Timwi wrote:
- The other thing I like to mention is LiveJournal. Their database backend is pretty impressive and handles the load of almost a million active users. They have never even dreamt of placing journal entries, audio posts or user pictures into files in a file system. The way they have it now they can easily create more database clusters and move users (and their data) around between clusters using a little Perl script. With a file system, that would be quite a bit more difficult.<<
Not quite. LiveJournal identified blob transfer from their databases as a bottleneck and removed them to remove the bottleneck, as part of their work on removing the databases as a whole from bottleneck status, which in general meant shifting database things into memcached caches whenever possible. This moving started in earnest in early November.
LJ blobs (images and audio) are now on a NetApp box filesystem, completely apart from their user database cluster machines. You can see the overall architecture here:
http://www.livejournal.com/community/lj_backend/974.html
A description of the move out of the database machines is here:
http://www.livejournal.com/community/lj_backend/502.html
Without the third party Akamai servers they would be serving via their blob component, which would cache in memcached, loading into that from the NetApp filesystem if not in the cache already.

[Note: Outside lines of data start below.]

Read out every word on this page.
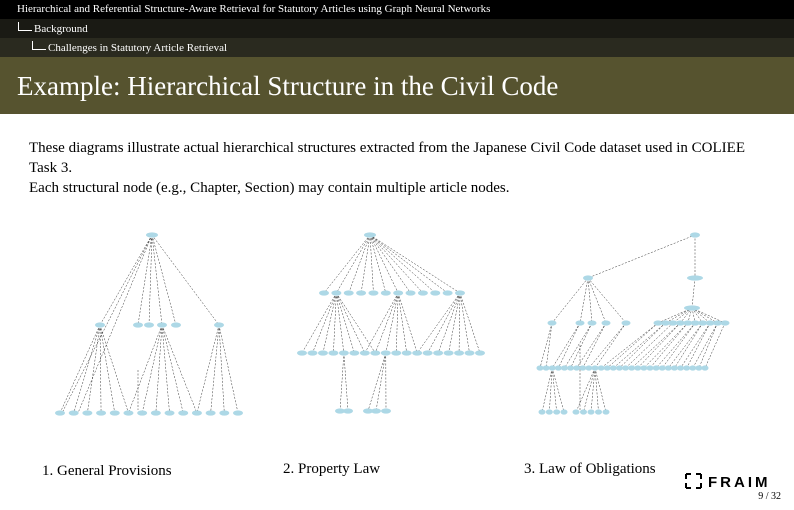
Hierarchical and Referential Structure-Aware Retrieval for Statutory Articles using Graph Neural Networks
Background
Challenges in Statutory Article Retrieval
Example: Hierarchical Structure in the Civil Code

These diagrams illustrate actual hierarchical structures extracted from the Japanese Civil Code dataset used in COLIEE Task 3.

Each structural node (e.g., Chapter, Section) may contain multiple article nodes.

1. General Provisions	2. Property Law	3. Law of Obligations
FRAIM
9 / 32
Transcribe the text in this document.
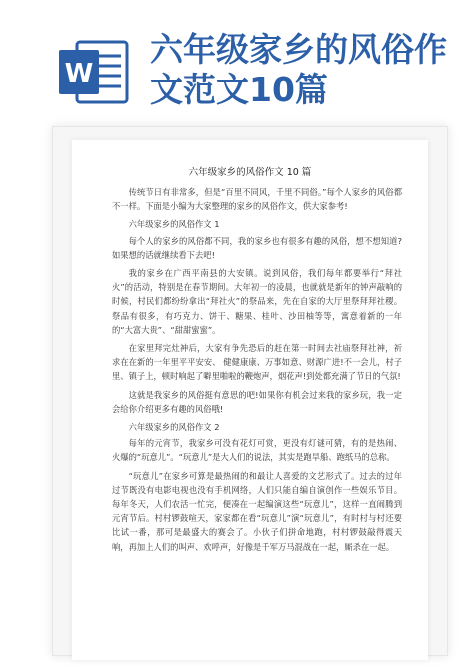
W
六年级家乡的风俗作文范文10篇
六年级家乡的风俗作文 10 篇

传统节日有非常多，但是“百里不同风，千里不同俗。”每个人家乡的风俗都不一样。下面是小编为大家整理的家乡的风俗作文，供大家参考!

六年级家乡的风俗作文 1

每个人的家乡的风俗都不同，我的家乡也有很多有趣的风俗，想不想知道?如果想的话就继续看下去吧!

我的家乡在广西平南县的大安镇。说到风俗，我们每年都要举行“拜社火”的活动，特别是在春节期间。大年初一的凌晨，也就就是新年的钟声敲响的时候，村民们都纷纷拿出“拜社火”的祭品来，先在自家的大厅里祭拜拜社稷。祭品有很多，有巧克力、饼干、糖果、桂叶、沙田柚等等，寓意着新的一年的“大富大贵”、“甜甜蜜蜜”。

在家里拜完灶神后，大家有争先恐后的赶在第一时间去社庙祭拜社神，祈求在在新的一年里平平安安、 健健康康、万事如意、财源广进!不一会儿，村子里、镇子上，顿时响起了噼里啪啦的鞭炮声，烟花声!到处都充满了节日的气氛!

这就是我家乡的风俗挺有意思的吧!如果你有机会过来我的家乡玩，我一定会给你介绍更多有趣的风俗哦!

六年级家乡的风俗作文 2

每年的元宵节，我家乡可没有花灯可赏，更没有灯谜可猜，有的是热闹、火爆的“玩意儿”。“玩意儿”是大人们的说法，其实是跑旱船、跑纸马的总称。

“玩意儿”在家乡可算是最热闹的和最让人喜爱的文艺形式了。过去的过年过节既没有电影电视也没有手机网络，人们只能自编自演创作一些娱乐节目。每年冬天，人们农活一忙完，便凑在一起编演这些“玩意儿”，这样一直闹腾到元宵节后。村村锣鼓喧天，家家都在看“玩意儿”演“玩意儿”，有时村与村还要比试一番，那可是最盛大的赛会了。小伙子们拼命地跑，村村锣鼓敲得震天响，再加上人们的叫声、欢呼声，好像是千军万马混战在一起，厮杀在一起。
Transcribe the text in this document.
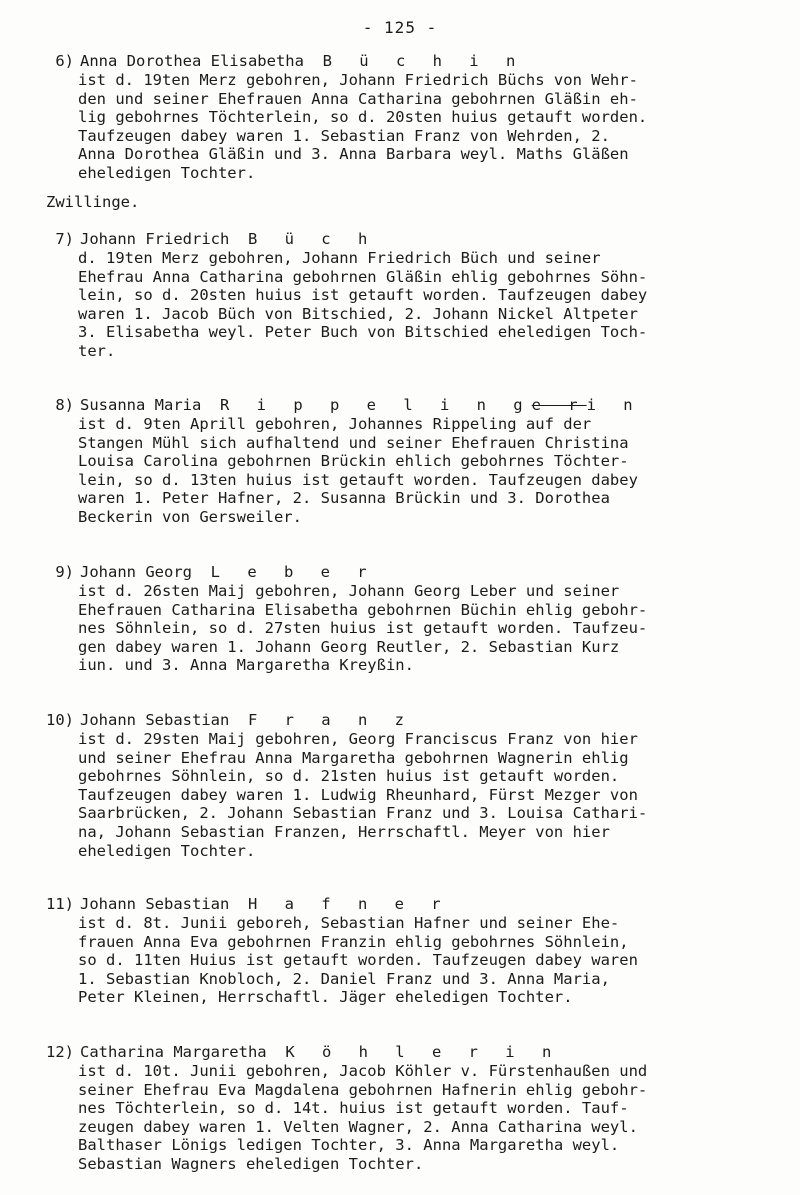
- 125 -
Zwillinge.
6) Anna Dorothea Elisabetha B ü c h i n
ist d. 19ten Merz gebohren, Johann Friedrich Büchs von Wehr-
den und seiner Ehefrauen Anna Catharina gebohrnen Gläßin eh-
lig gebohrnes Töchterlein, so d. 20sten huius getauft worden.
Taufzeugen dabey waren 1. Sebastian Franz von Wehrden, 2.
Anna Dorothea Gläßin und 3. Anna Barbara weyl. Maths Gläßen
eheledigen Tochter.
7) Johann Friedrich B ü c h
d. 19ten Merz gebohren, Johann Friedrich Büch und seiner
Ehefrau Anna Catharina gebohrnen Gläßin ehlig gebohrnes Söhn-
lein, so d. 20sten huius ist getauft worden. Taufzeugen dabey
waren 1. Jacob Büch von Bitschied, 2. Johann Nickel Altpeter
3. Elisabetha weyl. Peter Buch von Bitschied eheledigen Toch-
ter.
8) Susanna Maria R i p p e l i n ge ri n
ist d. 9ten Aprill gebohren, Johannes Rippeling auf der
Stangen Mühl sich aufhaltend und seiner Ehefrauen Christina
Louisa Carolina gebohrnen Brückin ehlich gebohrnes Töchter-
lein, so d. 13ten huius ist getauft worden. Taufzeugen dabey
waren 1. Peter Hafner, 2. Susanna Brückin und 3. Dorothea
Beckerin von Gersweiler.
9) Johann Georg L e b e r
ist d. 26sten Maij gebohren, Johann Georg Leber und seiner
Ehefrauen Catharina Elisabetha gebohrnen Büchin ehlig gebohr-
nes Söhnlein, so d. 27sten huius ist getauft worden. Taufzeu-
gen dabey waren 1. Johann Georg Reutler, 2. Sebastian Kurz
iun. und 3. Anna Margaretha Kreyßin.
10) Johann Sebastian F r a n z
ist d. 29sten Maij gebohren, Georg Franciscus Franz von hier
und seiner Ehefrau Anna Margaretha gebohrnen Wagnerin ehlig
gebohrnes Söhnlein, so d. 21sten huius ist getauft worden.
Taufzeugen dabey waren 1. Ludwig Rheunhard, Fürst Mezger von
Saarbrücken, 2. Johann Sebastian Franz und 3. Louisa Cathari-
na, Johann Sebastian Franzen, Herrschaftl. Meyer von hier
eheledigen Tochter.
11) Johann Sebastian H a f n e r
ist d. 8t. Junii geboreh, Sebastian Hafner und seiner Ehe-
frauen Anna Eva gebohrnen Franzin ehlig gebohrnes Söhnlein,
so d. 11ten Huius ist getauft worden. Taufzeugen dabey waren
1. Sebastian Knobloch, 2. Daniel Franz und 3. Anna Maria,
Peter Kleinen, Herrschaftl. Jäger eheledigen Tochter.
12) Catharina Margaretha K ö h l e r i n
ist d. 10t. Junii gebohren, Jacob Köhler v. Fürstenhaußen und
seiner Ehefrau Eva Magdalena gebohrnen Hafnerin ehlig gebohr-
nes Töchterlein, so d. 14t. huius ist getauft worden. Tauf-
zeugen dabey waren 1. Velten Wagner, 2. Anna Catharina weyl.
Balthaser Lönigs ledigen Tochter, 3. Anna Margaretha weyl.
Sebastian Wagners eheledigen Tochter.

Addressing your concerns about integrity, the way to do that is to back up the images, then the database, then any new images. With all image names incorporating timestamps that will ensure that the images to match the database are available, at the cost of keeping some extra images - those deleted before the backup and new created during it.
LJ caches data into memcached with the memcached servers (sometimes several of them on one machine) residing on the web servers (page builders), because the web servers are CPU-bound and have RAM to spare. Lets the machines do double duty.
Like Memcached, the blob component is open source.